As for Wiegman, she ticks both boxes, with 104 caps for the Netherlands as a player.
The 51-year-old is renowned for her professionalism and high standards and takes over just before the 2022 Euros on our home soil.
We all know the galvanising effect Euro 96 had on the men’s game — Three Lions on the shirt and all that — and, hopefully, the same can happen with the women.
Wiegman, who is set to take over after this summer’s Olympics — assuming they go ahead — has all of our best wishes as the England team have been bridesmaids but never the brides.

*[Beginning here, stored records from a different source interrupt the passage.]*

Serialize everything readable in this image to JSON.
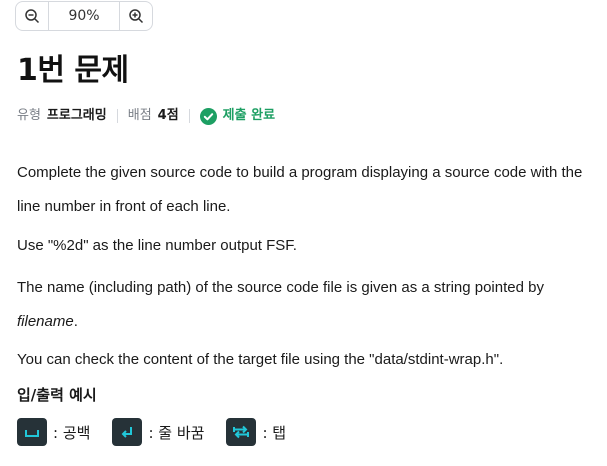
{
  "zoom": {
    "level": "90%"
  },
  "title": "1번 문제",
  "meta": {
    "type_label": "유형",
    "type_value": "프로그래밍",
    "score_label": "배점",
    "score_value": "4점",
    "status": "제출 완료"
  },
  "description": {
    "p1": "Complete the given source code to build a program displaying a source code with the line number in front of each line.",
    "p2": "Use \"%2d\" as the line number output FSF.",
    "p3_before": "The name (including path) of the source code file is given as a string pointed by ",
    "p3_em": "filename",
    "p3_after": ".",
    "p4": "You can check the content of the target file using the \"data/stdint-wrap.h\"."
  },
  "examples": {
    "heading": "입/출력 예시",
    "legend": [
      {
        "icon": "space-icon",
        "label": ": 공백"
      },
      {
        "icon": "newline-icon",
        "label": ": 줄 바꿈"
      },
      {
        "icon": "tab-icon",
        "label": ": 탭"
      }
    ]
  },
  "colors": {
    "status_green": "#1d9f63",
    "key_bg": "#263238",
    "key_accent": "#21c7d9"
  }
}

Runners-up in Europe twice and World Cup semi-finalists twice, Neville and others before him could not find the key to the trophy cabinet. Now, where have we heard that before?
OUT OF TOUCH
I HAVE to admit that I am bemused by this constant berating of footballers for celebrating goals by hugging.
As far as I am aware you cannot catch Covid from someone who has tested negative — no matter how close you get. And all the players on the pitch have tested negative.
Premier League players are now tested three times a week, making them, I would think, among the most tested people in the country.
Scoring a goal is one of the great pleasures of being a footballer and a fist pump or elbow bump doesn’t really have the same effect as a pure instinct goal celebration.
But, of course, we will all comply with the rules. No matter how little they make sense sometimes.
EFL DEBT OF GRATITUDE
WEST HAM received a letter from the chairman of Northampton Town last week, writing to thank us and all Premier League clubs for their assistance with the EFL bailout.
He recognised that all of football is struggling through this pandemic and suffering significant losses, so the bailout was 'much appreciated'.
He’s not wrong.
Three Premier League clubs recently posted significant losses — Man Utd £23million, Spurs £67.7m and Southampton £76m, no doubt with more to follow. The Prem collectively is losing £100- a-month.
He said that 'Northampton Town wanted to just recognise the role of the Premier League clubs in helping'.
A thank you goes a long way, so a touch of class from Kelvin Thomas.